King Intef I
Sehertauy Intef, also known as Intef I, was the real founder of Egypt's XIth dynasty. He ruled from Thebes from approximately 2130 to 2118 B.C., most likely sharing governorship with his father, Mentuhotep I, "the Elder," a local leader (Dodson, Malek).
This king reigned on Egyptian land at the beginning of the eleventh Dynasty and was also known as Intef I, Sehertauy Intef, or Antef I, some historians consider him the founder of this dynasty, and others as the second pharaoh.
Probably he ruled in co-regency with his father Mentuhotep I. Egypt was a divided country and this pharaoh tried to rule a single land under his control. He engaged the support of the southern regions by ruling over Upper Egypt with the capital Thebes (Luxor nowadays).
King Intef I faced King Neferkara on several occasions, in that period of history the land of Egypt was affected by great periods of famine, in one of the wars, Intef was victorious but died shortly after. He conquered several cities north of Thebes such as el-Kaab and Dendera.
Only two inscribed blocks from the Montu temple at Tod, which was built under Mentuhotep II, provide the only near-contemporary monument from which Intef is known with certainty.

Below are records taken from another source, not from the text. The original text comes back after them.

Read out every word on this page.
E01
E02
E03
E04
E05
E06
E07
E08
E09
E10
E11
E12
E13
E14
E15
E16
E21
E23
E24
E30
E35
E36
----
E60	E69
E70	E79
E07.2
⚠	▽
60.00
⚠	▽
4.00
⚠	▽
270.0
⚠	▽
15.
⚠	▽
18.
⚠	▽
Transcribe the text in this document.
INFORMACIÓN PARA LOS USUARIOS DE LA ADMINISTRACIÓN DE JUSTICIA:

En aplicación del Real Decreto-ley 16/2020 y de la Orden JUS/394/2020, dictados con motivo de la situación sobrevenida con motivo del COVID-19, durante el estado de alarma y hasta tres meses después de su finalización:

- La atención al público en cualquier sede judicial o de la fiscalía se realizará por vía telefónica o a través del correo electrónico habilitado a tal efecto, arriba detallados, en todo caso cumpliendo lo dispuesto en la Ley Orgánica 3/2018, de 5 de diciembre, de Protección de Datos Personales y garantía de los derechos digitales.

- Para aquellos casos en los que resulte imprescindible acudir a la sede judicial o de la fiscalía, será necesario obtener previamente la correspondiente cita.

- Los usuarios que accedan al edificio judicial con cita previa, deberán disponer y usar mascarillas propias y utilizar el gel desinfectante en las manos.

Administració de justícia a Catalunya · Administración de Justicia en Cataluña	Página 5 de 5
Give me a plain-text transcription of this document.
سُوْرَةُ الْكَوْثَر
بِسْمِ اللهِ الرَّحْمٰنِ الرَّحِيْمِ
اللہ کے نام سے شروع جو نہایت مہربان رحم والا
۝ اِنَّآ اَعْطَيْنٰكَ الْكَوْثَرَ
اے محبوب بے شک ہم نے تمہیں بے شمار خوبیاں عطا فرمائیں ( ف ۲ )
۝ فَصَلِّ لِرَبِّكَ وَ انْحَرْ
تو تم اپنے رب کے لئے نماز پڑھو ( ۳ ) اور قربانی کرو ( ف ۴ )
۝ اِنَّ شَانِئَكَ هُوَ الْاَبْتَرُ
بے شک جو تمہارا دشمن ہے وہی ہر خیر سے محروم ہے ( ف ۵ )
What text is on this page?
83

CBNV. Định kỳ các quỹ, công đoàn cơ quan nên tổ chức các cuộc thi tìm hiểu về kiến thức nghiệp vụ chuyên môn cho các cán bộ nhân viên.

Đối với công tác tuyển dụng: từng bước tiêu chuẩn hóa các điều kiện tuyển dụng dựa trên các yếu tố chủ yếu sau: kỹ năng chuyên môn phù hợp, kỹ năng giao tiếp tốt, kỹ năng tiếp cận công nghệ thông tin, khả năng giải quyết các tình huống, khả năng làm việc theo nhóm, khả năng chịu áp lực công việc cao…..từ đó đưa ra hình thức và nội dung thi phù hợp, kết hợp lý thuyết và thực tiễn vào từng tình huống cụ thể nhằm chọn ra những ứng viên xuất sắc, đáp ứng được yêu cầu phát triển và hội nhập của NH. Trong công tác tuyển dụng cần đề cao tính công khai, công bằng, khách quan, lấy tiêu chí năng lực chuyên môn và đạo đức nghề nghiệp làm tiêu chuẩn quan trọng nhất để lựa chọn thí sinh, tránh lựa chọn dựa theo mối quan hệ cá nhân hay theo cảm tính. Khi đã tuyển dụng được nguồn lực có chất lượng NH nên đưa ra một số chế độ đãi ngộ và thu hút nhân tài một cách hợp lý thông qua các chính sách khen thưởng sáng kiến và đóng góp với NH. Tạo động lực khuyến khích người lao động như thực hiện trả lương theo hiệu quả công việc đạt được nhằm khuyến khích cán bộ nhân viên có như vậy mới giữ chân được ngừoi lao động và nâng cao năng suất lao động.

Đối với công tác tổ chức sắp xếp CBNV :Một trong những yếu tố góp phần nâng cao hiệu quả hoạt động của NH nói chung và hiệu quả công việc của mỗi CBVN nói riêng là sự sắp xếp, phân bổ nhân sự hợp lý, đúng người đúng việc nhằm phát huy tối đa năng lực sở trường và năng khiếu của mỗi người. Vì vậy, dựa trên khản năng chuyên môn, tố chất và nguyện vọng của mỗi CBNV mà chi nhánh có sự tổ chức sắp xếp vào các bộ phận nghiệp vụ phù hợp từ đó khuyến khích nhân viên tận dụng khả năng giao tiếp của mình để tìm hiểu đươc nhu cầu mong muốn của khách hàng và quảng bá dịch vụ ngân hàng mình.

Some kings succeeded, for example, Thutmose III in the Chamber of Ancestors in the 18th dynasty. It is believed that he died young and was buried on the west bank of the Nile in Luxor. A relief shows him together with Intef II and Intef III in the Temple of God Montu - (god of war) in Tod on the east bank of the Nile in Luxor - making offerings.
King Intef I (Sehertawy) extended his area beyond Theban (Fourth) Nome to the south of Thebes down to Elephantine by acquiring three nomes by conquering. King Intef reigned for 4 to 16 years during which time he probably conducted the war with his northern neighbor, the Coptite nomarch Tjauti. King Intef was buried in a safe tomb at El-Tarif.